A Latem il avait clairement une approche différente. Ca se traduisait explicitement à sa première période Latem ou le modèle vivant était plus important. Il faisait des peintures totalement différentes. Des mouvements coulants, colorés et de très mûres compositions. En 1969 Luc Crombé a conquit un style totalement nouveau. On peut dire qu’il est evolué rapidement mais comme peintre il était mûr. Il pouvait jouir des années d’expérience artisanale. Il évoluait à un art plus corporel. Quand au passé il a été trop sensible, maintenant il était plus physique et plus tangible. Crombé commençait à peindre et à dessiner quelques nudes et portraits. La première période Latem est dominée par ses dessins. Luc-Peter Crombé reprend le motif ‘femme’ ,toujours à nouveau dans des formes infiniment variées.

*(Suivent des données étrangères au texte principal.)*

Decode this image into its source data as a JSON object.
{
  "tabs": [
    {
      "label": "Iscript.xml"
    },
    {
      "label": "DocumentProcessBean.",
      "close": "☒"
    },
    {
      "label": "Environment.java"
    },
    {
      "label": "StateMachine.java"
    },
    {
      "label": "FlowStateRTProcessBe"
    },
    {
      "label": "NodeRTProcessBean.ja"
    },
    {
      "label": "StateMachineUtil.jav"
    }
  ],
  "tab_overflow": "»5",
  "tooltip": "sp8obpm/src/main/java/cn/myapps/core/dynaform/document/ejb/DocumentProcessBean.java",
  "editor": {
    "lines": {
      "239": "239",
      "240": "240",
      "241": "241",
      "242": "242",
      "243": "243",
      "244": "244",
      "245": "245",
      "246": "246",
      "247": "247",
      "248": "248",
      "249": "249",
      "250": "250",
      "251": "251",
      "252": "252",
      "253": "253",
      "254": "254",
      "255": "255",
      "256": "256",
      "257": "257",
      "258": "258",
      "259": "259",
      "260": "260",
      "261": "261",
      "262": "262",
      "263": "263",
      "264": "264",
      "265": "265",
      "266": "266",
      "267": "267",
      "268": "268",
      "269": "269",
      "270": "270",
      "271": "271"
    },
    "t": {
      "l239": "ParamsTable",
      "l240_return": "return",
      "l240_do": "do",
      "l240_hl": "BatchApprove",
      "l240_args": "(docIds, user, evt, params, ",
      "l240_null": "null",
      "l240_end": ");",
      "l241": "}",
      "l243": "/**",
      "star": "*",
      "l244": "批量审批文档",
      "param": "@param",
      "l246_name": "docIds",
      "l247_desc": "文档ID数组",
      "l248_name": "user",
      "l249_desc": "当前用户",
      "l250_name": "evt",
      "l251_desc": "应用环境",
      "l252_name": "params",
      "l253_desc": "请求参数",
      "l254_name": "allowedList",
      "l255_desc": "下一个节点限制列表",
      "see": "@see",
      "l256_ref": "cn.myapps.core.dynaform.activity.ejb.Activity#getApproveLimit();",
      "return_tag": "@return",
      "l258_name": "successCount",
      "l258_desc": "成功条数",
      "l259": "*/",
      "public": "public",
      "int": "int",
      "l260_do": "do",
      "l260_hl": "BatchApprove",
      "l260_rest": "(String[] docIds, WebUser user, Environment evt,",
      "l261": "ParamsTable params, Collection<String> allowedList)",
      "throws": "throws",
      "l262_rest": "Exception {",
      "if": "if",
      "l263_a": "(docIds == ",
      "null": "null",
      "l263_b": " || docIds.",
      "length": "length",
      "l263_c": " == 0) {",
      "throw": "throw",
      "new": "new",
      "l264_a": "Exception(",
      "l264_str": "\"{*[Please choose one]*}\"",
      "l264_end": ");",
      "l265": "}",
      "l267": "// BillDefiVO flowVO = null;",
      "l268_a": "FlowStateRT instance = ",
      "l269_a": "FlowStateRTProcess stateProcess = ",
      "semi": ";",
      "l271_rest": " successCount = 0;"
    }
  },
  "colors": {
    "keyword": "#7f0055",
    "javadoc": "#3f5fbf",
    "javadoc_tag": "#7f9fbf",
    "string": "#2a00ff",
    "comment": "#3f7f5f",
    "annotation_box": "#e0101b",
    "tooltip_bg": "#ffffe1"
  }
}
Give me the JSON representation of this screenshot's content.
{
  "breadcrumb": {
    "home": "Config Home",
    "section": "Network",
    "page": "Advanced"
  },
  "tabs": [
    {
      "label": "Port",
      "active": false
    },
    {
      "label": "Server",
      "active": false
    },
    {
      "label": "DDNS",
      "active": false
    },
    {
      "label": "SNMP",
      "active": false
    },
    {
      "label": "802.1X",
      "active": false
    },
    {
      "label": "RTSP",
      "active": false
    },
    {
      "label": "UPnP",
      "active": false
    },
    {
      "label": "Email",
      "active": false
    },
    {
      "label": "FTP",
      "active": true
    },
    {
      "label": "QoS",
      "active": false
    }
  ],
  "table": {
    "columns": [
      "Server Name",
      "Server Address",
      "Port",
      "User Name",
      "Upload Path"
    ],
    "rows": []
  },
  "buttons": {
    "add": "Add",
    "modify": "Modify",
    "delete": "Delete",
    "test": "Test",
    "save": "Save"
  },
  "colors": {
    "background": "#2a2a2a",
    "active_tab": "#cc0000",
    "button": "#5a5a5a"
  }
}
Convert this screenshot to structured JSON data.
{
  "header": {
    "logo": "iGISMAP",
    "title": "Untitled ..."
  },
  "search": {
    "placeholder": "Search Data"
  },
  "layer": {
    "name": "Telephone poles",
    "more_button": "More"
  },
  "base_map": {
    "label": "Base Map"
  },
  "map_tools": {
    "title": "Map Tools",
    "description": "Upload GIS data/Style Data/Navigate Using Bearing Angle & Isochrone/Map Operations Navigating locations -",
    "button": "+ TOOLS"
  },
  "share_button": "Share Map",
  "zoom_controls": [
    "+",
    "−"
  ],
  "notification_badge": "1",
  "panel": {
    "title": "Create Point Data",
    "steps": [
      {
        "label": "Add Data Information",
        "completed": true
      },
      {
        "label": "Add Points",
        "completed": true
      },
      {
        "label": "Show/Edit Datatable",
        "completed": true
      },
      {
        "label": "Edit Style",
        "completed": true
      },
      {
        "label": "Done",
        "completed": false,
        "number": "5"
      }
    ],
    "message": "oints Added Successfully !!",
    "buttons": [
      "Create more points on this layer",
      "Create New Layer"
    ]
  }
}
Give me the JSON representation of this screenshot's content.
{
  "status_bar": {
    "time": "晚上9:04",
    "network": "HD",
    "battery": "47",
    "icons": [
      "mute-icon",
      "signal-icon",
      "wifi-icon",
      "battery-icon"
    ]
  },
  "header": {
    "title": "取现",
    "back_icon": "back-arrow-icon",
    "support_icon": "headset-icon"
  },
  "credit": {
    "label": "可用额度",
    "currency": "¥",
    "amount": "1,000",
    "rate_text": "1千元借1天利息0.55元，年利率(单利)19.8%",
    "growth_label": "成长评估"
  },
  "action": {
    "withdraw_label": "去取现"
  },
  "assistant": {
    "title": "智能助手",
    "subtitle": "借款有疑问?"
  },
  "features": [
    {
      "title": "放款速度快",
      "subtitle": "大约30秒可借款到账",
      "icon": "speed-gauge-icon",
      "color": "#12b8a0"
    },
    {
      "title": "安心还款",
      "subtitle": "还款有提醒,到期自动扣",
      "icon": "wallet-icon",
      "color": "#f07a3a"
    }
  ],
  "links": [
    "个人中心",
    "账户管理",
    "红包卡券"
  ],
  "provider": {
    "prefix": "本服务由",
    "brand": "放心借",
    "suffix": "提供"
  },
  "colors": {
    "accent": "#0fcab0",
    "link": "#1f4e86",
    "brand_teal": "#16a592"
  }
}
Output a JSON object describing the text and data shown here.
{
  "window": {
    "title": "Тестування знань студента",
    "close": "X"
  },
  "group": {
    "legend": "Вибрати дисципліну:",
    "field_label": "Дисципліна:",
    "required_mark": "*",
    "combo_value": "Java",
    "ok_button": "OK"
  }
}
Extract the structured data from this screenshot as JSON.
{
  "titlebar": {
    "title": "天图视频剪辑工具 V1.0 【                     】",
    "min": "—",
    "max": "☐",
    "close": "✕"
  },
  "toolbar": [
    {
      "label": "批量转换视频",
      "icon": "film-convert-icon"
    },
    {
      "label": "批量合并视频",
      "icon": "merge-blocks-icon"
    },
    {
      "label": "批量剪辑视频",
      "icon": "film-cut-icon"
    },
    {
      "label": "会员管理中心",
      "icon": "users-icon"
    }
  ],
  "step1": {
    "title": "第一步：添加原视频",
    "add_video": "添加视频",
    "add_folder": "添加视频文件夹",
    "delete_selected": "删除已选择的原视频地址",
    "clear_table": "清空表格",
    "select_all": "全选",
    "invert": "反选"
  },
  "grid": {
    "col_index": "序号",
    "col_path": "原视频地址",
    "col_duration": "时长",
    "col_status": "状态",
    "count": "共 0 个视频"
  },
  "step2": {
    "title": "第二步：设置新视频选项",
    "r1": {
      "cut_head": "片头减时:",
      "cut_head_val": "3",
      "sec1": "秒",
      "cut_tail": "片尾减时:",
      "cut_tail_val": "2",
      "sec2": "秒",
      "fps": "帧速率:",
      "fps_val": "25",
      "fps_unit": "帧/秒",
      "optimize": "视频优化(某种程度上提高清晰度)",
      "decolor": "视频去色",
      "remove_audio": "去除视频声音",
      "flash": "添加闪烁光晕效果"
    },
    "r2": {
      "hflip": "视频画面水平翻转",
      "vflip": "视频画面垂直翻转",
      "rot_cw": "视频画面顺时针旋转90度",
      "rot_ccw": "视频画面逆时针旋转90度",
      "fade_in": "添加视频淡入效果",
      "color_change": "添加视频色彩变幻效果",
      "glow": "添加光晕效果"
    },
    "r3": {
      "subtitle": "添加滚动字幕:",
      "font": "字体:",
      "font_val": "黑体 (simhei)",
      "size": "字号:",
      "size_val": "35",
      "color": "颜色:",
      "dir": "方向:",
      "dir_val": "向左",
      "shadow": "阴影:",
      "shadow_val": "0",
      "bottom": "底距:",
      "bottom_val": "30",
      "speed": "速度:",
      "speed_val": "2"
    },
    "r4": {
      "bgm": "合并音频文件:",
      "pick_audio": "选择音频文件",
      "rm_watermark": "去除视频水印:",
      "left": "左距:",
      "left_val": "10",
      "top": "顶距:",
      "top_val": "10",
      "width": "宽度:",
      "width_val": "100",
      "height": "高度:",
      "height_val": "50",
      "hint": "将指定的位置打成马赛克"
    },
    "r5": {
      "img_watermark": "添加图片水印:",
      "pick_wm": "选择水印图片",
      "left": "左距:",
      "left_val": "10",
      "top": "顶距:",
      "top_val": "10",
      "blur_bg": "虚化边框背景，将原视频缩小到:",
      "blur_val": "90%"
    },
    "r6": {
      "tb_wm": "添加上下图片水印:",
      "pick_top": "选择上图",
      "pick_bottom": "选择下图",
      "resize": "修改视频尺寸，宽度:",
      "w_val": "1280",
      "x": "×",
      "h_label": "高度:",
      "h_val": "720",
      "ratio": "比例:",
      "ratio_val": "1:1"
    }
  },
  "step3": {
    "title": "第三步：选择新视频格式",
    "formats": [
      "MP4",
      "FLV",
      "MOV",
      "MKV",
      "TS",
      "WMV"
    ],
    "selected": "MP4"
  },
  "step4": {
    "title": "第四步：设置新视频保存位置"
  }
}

En 1970 il s’est marié avec la mère de ses deux enfants. La vieille ferme était échangée pour une nouvelle maison pour sa famille, aussi à Latem-Saint-Martin(Deurle). Il a batti son atelier, nommé ‘le Peterstede’ qui s’est dévelopé à une Académie libre. Luc-Peter Crombé commençait à s’intéresser à la vie du théâtre et aux mouvement de la danse. Dans son art , l’accent a changé aux éléments de mouvements souples qui ont caractérisés sa deuxième période Latem. Le mouvement qu’il retrouvait chez le boxeur, l’athlète, le danseur. La liberté par la maîtrise. Ainsi il a commencé à préférer les danseuses comme modèle. Cet intérêt lui a mis en contact avec le Ballet de Flandre ou il a fait la connaissance de J. Brabants.

Mais peu à peu Crombé commençait à se retirer de la vie luxueuse. Au nom de ses enfants, sa vie de famille est devenu de plus en plus importante. L’histoire n’est pas plus intéressant que celle de beaucoup d’autres construisant une maison et une vie. Mais ce temps-là le début de sa troisième période était fait.

Crombé s’est enfermé de la monde extérieure et refusait chaque engagement social ou politique. Il s’est enfoncé dans des sujets plus intellectuels et il aspirait à la perfection dans son art. Pendant des années, une santé faible mine ses possibilités. Quand-même il était toujours entre ses tableaux, ses dessins, ses ébauches et ses études dans son atelier. Il y était pregné. Il apprenait d’autres techniques. Ainsi sa troisième période est née., ‘ses suites’ dont il travaillait jour et nuit comme un possédé. Il voyait l’existence humaine comme spectateur mais il restait conscient qu’il y faisait partie . Ce qu’il peindrait était aussi bien le résultat d’une observation objective comme un engagement subjectif. Il s’est moqué, il était ironique, tendre, impressioné des choses formidables, relativait le pouvoir des détendeurs du pouvoir . Parfois il était sarcastique jusqu’en bordure de la pornographie. Dans sa suite Lutandie il a accentué l’émancipation de la femme. Dans ses suites suivantes, il retourne aux thèmes religieux et c’est pour cette raison qu’il les a nommées ‘Suite de la Bible’, ‘ Suite Thora’, Suite ‘Job’, ... ce sont des interprétations personelles qui ne sont pas toujours accessibles pour un profane.

Pendant les années ’90, Luc Peter Crombé est affectué par le cancer...Ca devient un calvaire qu’il a surmonté. Cet artiste possédé d’antan devient cet homme plus tranquille. Il jouit des choses simples et belles de la vie. Il écrit avec une fleur, une feuille, une forêt et a arrosé tout d’une griserie de la vie avec la couleur et le chant, le rythme de l’univers. A son dernier période de nouveau il peint la femme, la danse et les mouvements. Il a employé le figuratif pour casser les éléments abstractes. Mais en même temps il a employé l’abstracte pour casser le figuratif.

A l’arrière saison de 2004, le cancer semble de récidiver. Dans son dernier Peterstede Koerier ( hiver – 2004) il écrit son adieu :

« ... Après avoir construit un atelier renommé et des amitiés agréables, nous approchons l’année 2005. Des amis sont venus et sont allés, parfois trop tôt mais nous vous restons tous reconnaissant pour le lien que vous avez creé autour de Peterstede. Maintenant quand lentement mes forces me quittent, nous serons obligés de vivre nos liens d’amitié d’une autre façon, nous avons décidé d’arrêter les activités de Peterstede et que nourir le souvenir.

A son propre Peterstede, il est resté artiste jusqu’ à son dernier jour, le 17 mai 2005.